James Gill / Madison Opera
The cast, to be sure, was a strong one. Jennifer DeMain, Caroline Worra, Alistair Sewell, Jamie Van Eyck and Gregory Schmidt.
It was brave and ambitious of the Madison Opera to choose Benjamin Britten's The Turn of the Screw for its mid-season production. Perhaps the most intriguing and durable of his "chamber operas," this one takes up the best-known of Henry James's ghost stories, a study as much in psychological enigmas as in ectoplasm.
Given the intimate scale of the opera, the choice of the Overture Center's Playhouse made sense. But the use to which the horseshoe house, with its thrust stage, was put had problems. The recurrent projections on a backdrop scrim did not always come off clearly, depending where one sat, while the constant movement of the scrim's segments often blocked the surtitle screens, at least for those sitting on the sides.
Director Doug Scholz-Carlson's staging was resourceful but occasionally arguable, especially in some dubious pantomimes imposed on the variations-interludes. Against James' ambiguity as to the ghosts' actual existence, Britten opted to have them definitely real, visually and audibly. But the staging sometimes went too far in presenting so much direct interaction between them and the Governess, their opponent, the possibly deranged protagonist.
The cast, to be sure, was a strong one. The two (supposedly bewitched) children, Miles and Flora, were played by Alistair Sewell and Jennifer DeMain, offspring of our local conductors: their acting was wonderful, even if they were not always quite up to the taxing vocal demands. Carrying the heaviest musical and dramatic burden was soprano Caroline Worra, in her Madison debut, as the emotionally challenged Governess.

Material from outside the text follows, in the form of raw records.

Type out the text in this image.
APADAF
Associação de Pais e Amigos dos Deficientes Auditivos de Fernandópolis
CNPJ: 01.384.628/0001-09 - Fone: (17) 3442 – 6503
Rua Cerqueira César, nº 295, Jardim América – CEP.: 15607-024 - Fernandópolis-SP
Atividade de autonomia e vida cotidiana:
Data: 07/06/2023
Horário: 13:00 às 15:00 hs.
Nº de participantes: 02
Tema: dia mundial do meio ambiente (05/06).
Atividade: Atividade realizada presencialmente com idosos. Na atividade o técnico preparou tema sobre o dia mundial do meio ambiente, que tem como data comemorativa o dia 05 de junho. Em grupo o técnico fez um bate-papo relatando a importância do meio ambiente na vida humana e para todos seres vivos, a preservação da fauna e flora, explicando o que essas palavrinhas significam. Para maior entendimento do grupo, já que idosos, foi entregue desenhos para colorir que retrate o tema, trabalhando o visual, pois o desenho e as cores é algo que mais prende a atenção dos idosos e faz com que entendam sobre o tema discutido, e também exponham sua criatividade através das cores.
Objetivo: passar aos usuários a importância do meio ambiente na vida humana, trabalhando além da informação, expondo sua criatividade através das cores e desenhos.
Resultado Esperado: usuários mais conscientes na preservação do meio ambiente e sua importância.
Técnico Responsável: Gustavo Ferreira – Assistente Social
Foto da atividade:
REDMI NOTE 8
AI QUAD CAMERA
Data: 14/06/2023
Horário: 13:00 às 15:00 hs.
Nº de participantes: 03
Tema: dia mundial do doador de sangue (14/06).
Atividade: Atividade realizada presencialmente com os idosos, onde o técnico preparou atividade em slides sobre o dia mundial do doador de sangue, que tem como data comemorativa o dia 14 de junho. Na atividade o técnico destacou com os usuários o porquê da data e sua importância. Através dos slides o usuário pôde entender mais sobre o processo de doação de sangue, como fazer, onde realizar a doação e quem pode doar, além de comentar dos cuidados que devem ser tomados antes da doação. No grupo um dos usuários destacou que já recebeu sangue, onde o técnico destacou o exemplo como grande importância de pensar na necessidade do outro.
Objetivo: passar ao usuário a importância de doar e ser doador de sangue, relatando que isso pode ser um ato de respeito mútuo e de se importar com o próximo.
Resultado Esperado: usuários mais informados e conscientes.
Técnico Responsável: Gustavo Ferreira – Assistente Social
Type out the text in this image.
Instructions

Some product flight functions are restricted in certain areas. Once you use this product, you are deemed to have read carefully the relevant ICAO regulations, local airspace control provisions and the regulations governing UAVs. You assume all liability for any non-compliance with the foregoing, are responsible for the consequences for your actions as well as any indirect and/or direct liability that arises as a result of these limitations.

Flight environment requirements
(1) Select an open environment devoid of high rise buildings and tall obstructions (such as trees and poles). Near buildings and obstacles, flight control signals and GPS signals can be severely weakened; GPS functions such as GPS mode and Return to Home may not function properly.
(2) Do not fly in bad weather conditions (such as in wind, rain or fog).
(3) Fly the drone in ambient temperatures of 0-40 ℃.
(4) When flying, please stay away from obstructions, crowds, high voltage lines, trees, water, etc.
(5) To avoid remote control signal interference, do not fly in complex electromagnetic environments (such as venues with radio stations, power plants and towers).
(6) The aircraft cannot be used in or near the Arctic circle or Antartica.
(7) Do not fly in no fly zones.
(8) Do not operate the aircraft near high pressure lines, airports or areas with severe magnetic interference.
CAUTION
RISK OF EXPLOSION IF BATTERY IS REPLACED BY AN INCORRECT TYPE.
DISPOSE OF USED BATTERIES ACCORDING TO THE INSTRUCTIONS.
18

Of various local backgrounds were three other principals. Tenor Gregory Smith was powerful in voice and manner as both the Prologue and the evil ghost Peter Quint, while mezzo-soprano Jamie Van Eyck was poignant as Quint's ghostly victim and accomplice, the former governess, Miss Jessel. And soprano Julia Faulkner convincingly portrayed the amiable but confused housekeeper, Mrs. Grose. The surtitles were often helpful, even for an opera in English, though Worra, Schmidt and Van Eyck were virtually self-sufficient in their diction.
Britten called for only 12 instrumentalists as his "orchestra". These played expertly at the back of the stage, under the totally accomplished leadership of John DeMain, who brought off the whole venture to perfection musically.
In all, an absorbing production of a thought-provoking opera.